Oklahoma Required Postings and Forms
Please print and post the following notices, both in English and Spanish, in a conspicuous location frequented by employees such as the break room, lunch room or time clock. If you have multiple office locations, be sure to post the notices at each location.
- Form 1A Oklahoma Workers’ Compensation Notice and Instructions to Employers and Employees (English and Spanish).
The following forms need to be completed and submitted to EMPLOYERS when a work-related injury occurs:
- Form 2 Employer's First Report of Injury. As soon as you have been notified of a work-related injury, please fill out this form and provide the original to the Workers’ Compensation Court and a copy to EMPLOYERS. This form must be filed with the Workers’ Compensation Court and sent to EMPLOYERS within 10 days of notice that an employee has suffered a work-related injury or illness that results in lost time beyond the shift, or requires medical attention away from the work-site, fatal or otherwise.
- Wage Statement. This form enables us to calculate the correct compensation that may be owed to your injured employee. Please complete the form and submit it to EMPLOYERS within 10 days after your knowledge of any work-related injury or illness that has caused your employee to be disabled for more than three calendar days.

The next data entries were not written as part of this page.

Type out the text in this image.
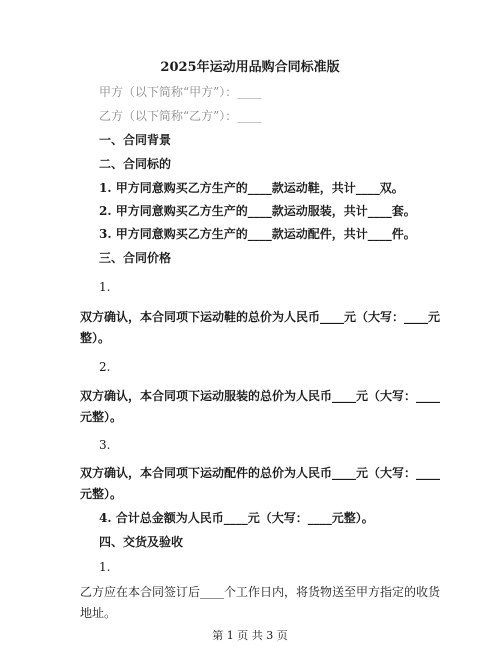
2025年运动用品购合同标准版
甲方（以下简称“甲方”）：____
乙方（以下简称“乙方”）：____
一、合同背景
二、合同标的
1. 甲方同意购买乙方生产的____款运动鞋，共计____双。
2. 甲方同意购买乙方生产的____款运动服装，共计____套。
3. 甲方同意购买乙方生产的____款运动配件，共计____件。
三、合同价格
1.
双方确认，本合同项下运动鞋的总价为人民币____元（大写：____元
整）。
2.
双方确认，本合同项下运动服装的总价为人民币____元（大写：____
元整）。
3.
双方确认，本合同项下运动配件的总价为人民币____元（大写：____
元整）。
4. 合计总金额为人民币____元（大写：____元整）。
四、交货及验收
1.
乙方应在本合同签订后____个工作日内，将货物送至甲方指定的收货
地址。
第 1 页 共 3 页
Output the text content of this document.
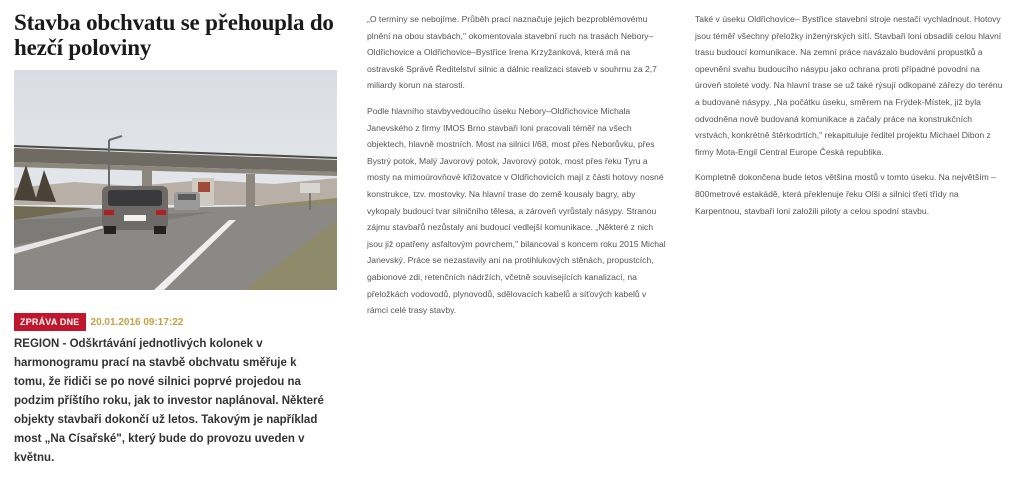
Stavba obchvatu se přehoupla do hezčí poloviny
ZPRÁVA DNE	20.01.2016 09:17:22

REGION - Odškrtávání jednotlivých kolonek v harmonogramu prací na stavbě obchvatu směřuje k tomu, že řidiči se po nové silnici poprvé projedou na podzim příštího roku, jak to investor naplánoval. Některé objekty stavbaři dokončí už letos. Takovým je například most „Na Císařské", který bude do provozu uveden v květnu.

„O termíny se nebojíme. Průběh prací naznačuje jejich bezproblémovému plnění na obou stavbách," okomentovala stavební ruch na trasách Nebory–Oldřichovice a Oldřichovice–Bystřice Irena Krzyžanková, která má na ostravské Správě Ředitelství silnic a dálnic realizaci staveb v souhrnu za 2,7 miliardy korun na starosti.

Podle hlavního stavbyvedoucího úseku Nebory–Oldřichovice Michala Janevského z firmy IMOS Brno stavbaři loni pracovali téměř na všech objektech, hlavně mostních. Most na silnici I/68, most přes Neborůvku, přes Bystrý potok, Malý Javorový potok, Javorový potok, most přes řeku Tyru a mosty na mimoúrovňové křižovatce v Oldřichovicích mají z části hotovy nosné konstrukce, tzv. mostovky. Na hlavní trase do země kousaly bagry, aby vykopaly budoucí tvar silničního tělesa, a zároveň vyrůstaly násypy. Stranou zájmu stavbařů nezůstaly ani budoucí vedlejší komunikace. „Některé z nich jsou již opatřeny asfaltovým povrchem," bilancoval s koncem roku 2015 Michal Janevský. Práce se nezastavily ani na protihlukových stěnách, propustcích, gabionové zdi, retenčních nádržích, včetně souvisejících kanalizací, na přeložkách vodovodů, plynovodů, sdělovacích kabelů a síťových kabelů v rámci celé trasy stavby.

Také v úseku Oldřichovice– Bystřice stavební stroje nestačí vychladnout. Hotovy jsou téměř všechny přeložky inženýrských sítí. Stavbaři loni obsadili celou hlavní trasu budoucí komunikace. Na zemní práce navázalo budování propustků a opevnění svahu budoucího násypu jako ochrana proti případné povodni na úroveň stoleté vody. Na hlavní trase se už také rýsují odkopané zářezy do terénu a budované násypy. „Na počátku úseku, směrem na Frýdek-Místek, již byla odvodněna nově budovaná komunikace a začaly práce na konstrukčních vrstvách, konkrétně štěrkodrtích," rekapituluje ředitel projektu Michael Dibon z firmy Mota-Engil Central Europe Česká republika.

Kompletně dokončena bude letos většina mostů v tomto úseku. Na největším – 800metrové estakádě, která překlenuje řeku Olši a silnici třetí třídy na Karpentnou, stavbaři loni založili piloty a celou spodní stavbu.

- First Fill Form. This form provides your employees with basic information about our Pharmacy Benefit Program, including such things as the phone number to call to locate a First Fill participating pharmacy. When your employee becomes injured, please print and complete this form and provide it to your injured employee. Your employee will need to provide this completed form along with the prescription for his/her work-related injury or illness to the pharmacist. Using this form will help enable quick authorization for your employee’s initial medication and ensure that the initial prescription is provided at no cost to the injured employee.
- Accident Investigation Report. This basic accident form should be completed by the employee’s supervisor/manager as soon after the accident as possible. Please send the report to the following EMPLOYERS address as soon as it has been completed by the supervisor/manager: EMPLOYERS Claim Department, P.O. Box 32036, Lakeland, FL 33802-2036. You should keep a copy on file for your records.
- Off-Site Transitional Duty Program - Helping Your Injured Employees Get Back to Work
A successful transition back to work relies on the collaborative efforts of the manager/supervisor, the injured employee and their adjuster. As a manager/supervisor, learn what you can do to help facilitate a successful return to work.